Catherine Barrette : Les chevaux de Catherine
La fougueuse énergie d’Equus de Catherine Barrette investigue la compartimentation physique et émotive des êtres humains par le système médical.
Catherine Barrette
, une artiste de Gatineau, nous présente Equus, une exposition regroupant ses toiles les plus récentes, au Casino du Lac-Leamy. Les tableaux puisent leur inspiration dans les épreuves vécues par l’artiste et les mécanismes qu’elle a développés afin de réinventer sa vie à la suite d’un grave accident où elle fut happée par une voiture.
Pourquoi le cheval? "Les chevaux ont commencé à peupler mes rêves, mais parfois dans des contextes très différents. Ils se promenaient dans les événements de ma vie", raconte l’artiste. À la suite de son accident, Catherine Barrette a dû faire preuve de volonté afin de surmonter les nombreux obstacles parsemés sur la longue route de la convalescence. Elle ajoute qu’une visite à la ferme en 2002 a marqué un point tournant: "J’ai aperçu un propriétaire et son animal, un jeune étalon. Le cheval montrait des signes de peur, mais tentait de prendre sa place. On sentait la détermination de ne pas être contrôlé. J’ai aimé cette énergie."

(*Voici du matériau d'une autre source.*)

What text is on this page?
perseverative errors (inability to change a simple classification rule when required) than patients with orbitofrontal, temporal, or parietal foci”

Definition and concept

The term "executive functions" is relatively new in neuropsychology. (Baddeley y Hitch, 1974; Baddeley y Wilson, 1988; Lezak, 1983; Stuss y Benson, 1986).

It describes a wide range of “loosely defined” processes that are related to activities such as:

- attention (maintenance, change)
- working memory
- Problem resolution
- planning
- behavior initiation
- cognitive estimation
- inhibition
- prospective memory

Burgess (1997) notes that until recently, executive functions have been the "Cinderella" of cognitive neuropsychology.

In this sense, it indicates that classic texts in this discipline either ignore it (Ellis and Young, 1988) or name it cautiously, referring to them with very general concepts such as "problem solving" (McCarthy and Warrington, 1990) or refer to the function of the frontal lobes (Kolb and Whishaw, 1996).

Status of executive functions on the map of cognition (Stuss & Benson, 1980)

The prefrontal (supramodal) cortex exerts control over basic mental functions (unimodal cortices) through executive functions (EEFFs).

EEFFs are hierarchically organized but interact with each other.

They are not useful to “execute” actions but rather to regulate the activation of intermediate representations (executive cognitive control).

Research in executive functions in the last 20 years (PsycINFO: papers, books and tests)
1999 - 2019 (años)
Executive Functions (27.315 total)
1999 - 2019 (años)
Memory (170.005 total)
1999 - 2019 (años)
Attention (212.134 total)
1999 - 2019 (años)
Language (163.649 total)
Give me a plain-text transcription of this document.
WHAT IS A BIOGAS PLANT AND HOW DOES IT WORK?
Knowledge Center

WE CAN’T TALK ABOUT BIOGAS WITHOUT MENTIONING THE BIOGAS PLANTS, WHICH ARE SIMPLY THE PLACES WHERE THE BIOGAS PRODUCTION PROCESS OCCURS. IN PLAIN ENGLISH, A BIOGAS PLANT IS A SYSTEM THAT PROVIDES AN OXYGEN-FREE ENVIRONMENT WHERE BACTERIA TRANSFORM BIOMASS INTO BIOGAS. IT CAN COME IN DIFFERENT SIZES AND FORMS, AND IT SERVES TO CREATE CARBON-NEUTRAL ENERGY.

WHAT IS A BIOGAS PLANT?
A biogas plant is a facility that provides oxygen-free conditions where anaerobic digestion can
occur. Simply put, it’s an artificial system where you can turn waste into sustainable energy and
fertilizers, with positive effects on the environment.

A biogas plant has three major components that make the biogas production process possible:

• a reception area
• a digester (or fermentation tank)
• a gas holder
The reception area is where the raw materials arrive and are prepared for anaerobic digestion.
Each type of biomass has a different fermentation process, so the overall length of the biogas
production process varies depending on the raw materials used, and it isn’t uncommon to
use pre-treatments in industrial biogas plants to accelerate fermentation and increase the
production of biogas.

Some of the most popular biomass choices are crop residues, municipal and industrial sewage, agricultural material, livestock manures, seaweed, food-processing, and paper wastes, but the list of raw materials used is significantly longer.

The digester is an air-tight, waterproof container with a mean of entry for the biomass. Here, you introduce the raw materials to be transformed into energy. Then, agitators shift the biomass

La toile Rey évoque le test neuropsychologique du même nom qui est utilisé afin d’évaluer l’étendue des séquelles chez les personnes polytraumatisées. Les chevaux galopent tout autour de la toile, enfermés dans un corridor étanche. Au centre, des cercles et un cube peints à l’aide de grands traits simples évoquent la compartimentation des savoirs, l’isolation ressentie par le patient. La toile La Course se démarque par sa réalisation plus libre, moins encadrée. Des estampes de chevaux flottent parmi des cercles et des séries de chiffres indiquant des dates signifiantes dans la vie du peintre.
Les chevaux sont parfois entiers, parfois sectionnés ou déconstruits. Certains sont fixés à des poteaux, tels des chevaux de carrousel, et d’autres trottent sur trois pattes. Ces représentations font allusion à la déshumanisation du corps par la profession médicale, à la surspécialisation qui entraîne la partition de l’être humain, tant au niveau physique qu’émotif. Les toiles sont presque toutes subdivisées, soit par des traits, soit par le support qui est composé de quatre pièces de bois assemblées. L’artiste n’hésite pas à découper ses toiles pour former d’autres toiles plus petites, isolant certaines parties de l’ouvre et leur insufflant du coup de nouvelles significations.
Catherine Barrette prend un évident plaisir à manipuler la matière et à bâtir les surfaces à l’aide d’une accumulation de matériaux, tels que le plâtre et le goudron sur lesquels seront généreusement appliqués les couleurs et les pigments. Cette texture dense et rugueuse appuie efficacement l’idée de la fragilité du corps par ses craquelures, ses déchirures et les marques générées par l’artiste. La palette de couleurs restreinte crée cependant l’impression d’uniformité, qui n’est nullement aidée par l’éclairage déficient des lieux de l’exposition. Toutefois, la tension entre le symbolisme implicite de liberté et d’énergie, représentées par le cheval et son environnement sombre et encadré, forme une dynamique saisissante qui vaut la peine d’être investiguée. Le cheval devient un symbole polyvalent incarnant la lutte pour la survie, mais aussi le courage de vivre en concordance avec ses rêves et ses ambitions.